Visibility in Polygonal Environments with Holes: Finding Best Spots for Hiding and Surveillance

Visibility plays an important role for decision making in cluttered, uncertain environments. This paper considers the problem of identifying optimal hiding spots for an agent against line-of-sight detection by an adversary whose location is unknown. We consider environments modeled as polygons with holes. We develop a set of mathematical tools for reasoning about visibility as a function of position and rely on non-smooth analysis to formally characterize the regularity properties of various visibility-based metrics. These metrics are non-smooth and non-convex, so off-the-shelf optimization algorithms can only guarantee convergence to Clarke critical points. To address this, the proposed Normalized Descent algorithm leverages the structure of non-smooth points in visibility problems and introduces randomness to escape saddle points. Our technical analysis allows for the non-monotonic decrease in the visibility metric and strengthens the algorithm guarantees, ensuring convergence to local minima with high probability. Simulations on two hide-and-seek scenarios showcase the effectiveness of the proposed approach.

💡 Research Summary

This paper tackles the problem of finding optimal hiding or surveillance locations for an autonomous agent operating in a polygonal environment that may contain multiple holes (obstacles), when the adversary’s position is unknown. The authors first formalize visibility as a set‑valued map S that assigns to each point x in the free space F the visibility polygon S(x) consisting of all points that are line‑of‑sight reachable from x. Because the visibility polygon changes abruptly when the observer passes certain critical points—called “anchors,” which are vertices of obstacles that cause a discontinuous change in the visible region—the visibility‑based cost functions are inherently non‑smooth and non‑convex.

To analyze such functions, the paper introduces two novel notions: µ‑local Lipschitzness and µ‑directional derivatives. µ‑local Lipschitzness measures how the symmetric difference of two visibility sets varies with respect to a reference measure µ (typically the Lebesgue measure), while the µ‑directional derivative quantifies the rate of change of that symmetric difference along a direction. These concepts allow the authors to rigorously define generalized gradients (Clarke sub‑differentials) for visibility‑based metrics such as total visible area, the number of points visible within a limited field‑of‑view, or the expected detection probability assuming a uniformly distributed adversary.

The core algorithmic contribution is the Normalized Descent (NorCenT) method.
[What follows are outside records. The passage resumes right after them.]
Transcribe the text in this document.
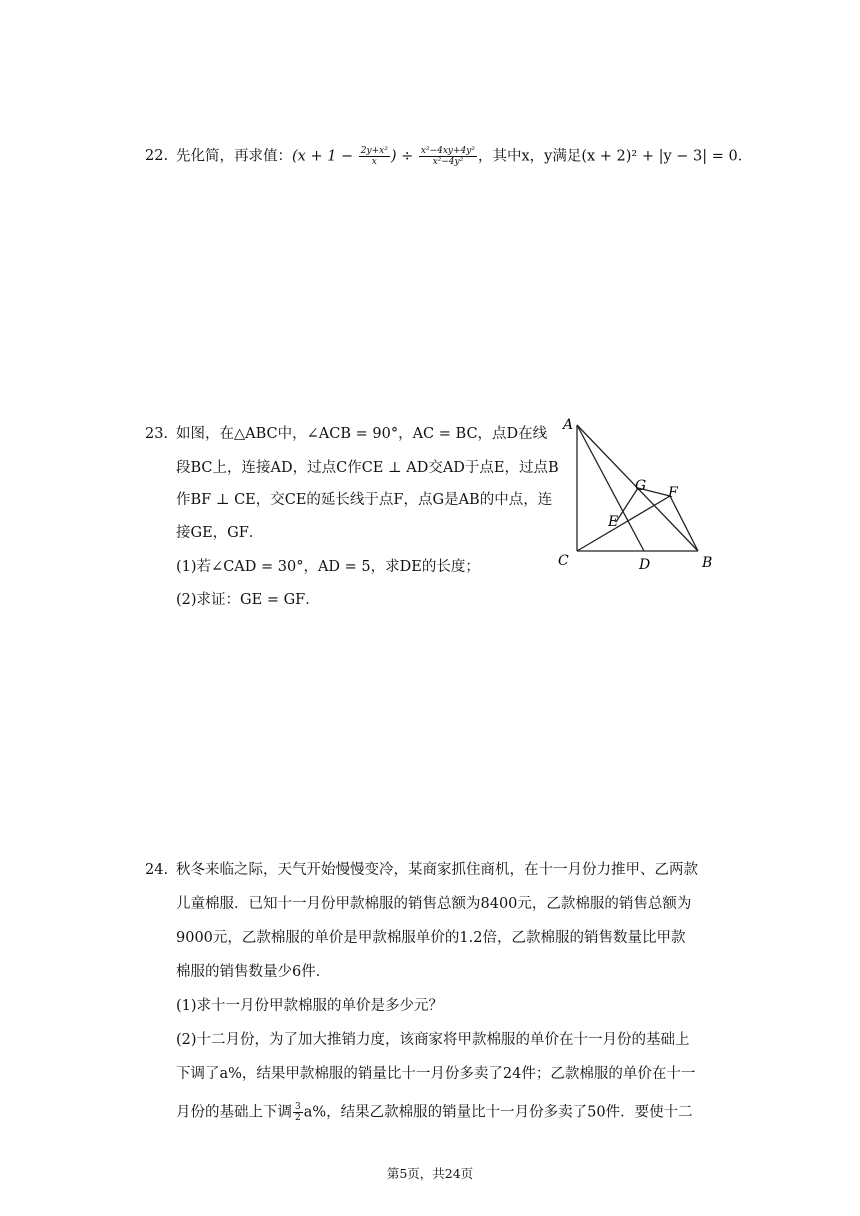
22. 先化简，再求值：($x + 1 - \frac{\text{2y+x²}}{x}$ ) ÷ $\frac{\text{x²−4xy+4y²}}{\text{x²−4y²}}$ ，其中x，y满足(x + 2)² + |y − 3| = 0．
23. 如图，在△ABC中，∠ACB = 90°，AC = BC，点D在线
段BC上，连接AD，过点C作CE ⊥ AD交AD于点E，过点B
作BF ⊥ CE，交CE的延长线于点F，点G是AB的中点，连
接GE，GF．
(1)若∠CAD = 30°，AD = 5，求DE的长度；
(2)求证：GE = GF．
A
B
C	D
E
F
G
24. 秋冬来临之际，天气开始慢慢变冷，某商家抓住商机，在十一月份力推甲、乙两款
儿童棉服．已知十一月份甲款棉服的销售总额为8400元，乙款棉服的销售总额为
9000元，乙款棉服的单价是甲款棉服单价的1.2倍，乙款棉服的销售数量比甲款
棉服的销售数量少6件．
(1)求十一月份甲款棉服的单价是多少元？
(2)十二月份，为了加大推销力度，该商家将甲款棉服的单价在十一月份的基础上
下调了a%，结果甲款棉服的销量比十一月份多卖了24件；乙款棉服的单价在十一
月份的基础上下调 $\frac{3}{2} a\%$，结果乙款棉服的销量比十一月份多卖了50件．要使十二
第5页，共24页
The original constrained problem (stay inside F) is turned into an unconstrained one by adding a penalty term based on the distance to F. At each iteration, a generalized gradient g ∈ ∂J̃(x) is computed, normalized to a unit direction d = g/‖g‖, and a unit‑step update x←proj_F(x − d) is performed. Because the gradient may vanish near non‑smooth points, the algorithm injects random directions with a small probability p_rand, yielding a stochastic step d←(1−p_rand) d + p_rand u, where u is a uniformly random unit vector. This randomness enables the method to escape saddle points and non‑isolated Clarke stationary points that would trap deterministic schemes.

Theoretical analysis shows that, under the µ‑regularity assumptions, the generalized gradient is bounded and the normalized flow is Lipschitz continuous. Moreover, with any p_rand > 0, the stochastic process converges almost surely to a local minimum of the visibility metric, rather than merely to a Clarke critical point. The proof leverages martingale convergence arguments and does not require the strong third‑order differentiability conditions that appear in earlier works on normalized gradient flows.

Empirical validation is performed on two hide‑and‑seek scenarios. In the first, a human explorer tries to hide from a drone equipped with a 360° camera in a mountainous terrain modeled as a polygon with holes. The NorCenT algorithm rapidly reduces the visible area by about 70 % within a few iterations, outperforming sampling‑based guard placement methods both in solution quality and computational effort. In the second scenario, a robot searches for other robots inside a multi‑room indoor environment with furniture obstacles, using a limited 90° field‑of‑view and a range of 10 m. The algorithm minimizes the expected detection probability, achieving a drop from 0.15 to 0.03 in under ten seconds, again beating baseline gradient descent and graph‑based approaches.

In summary, the paper provides a mathematically rigorous framework for handling non‑smooth visibility metrics, introduces µ‑based regularity tools, and proposes a practical stochastic normalized descent algorithm that provably converges to meaningful local minima. The work bridges computational geometry, non‑smooth analysis, and optimization, offering a solid foundation for future extensions to three‑dimensional spaces, dynamic obstacles, and hybrid learning‑based strategies.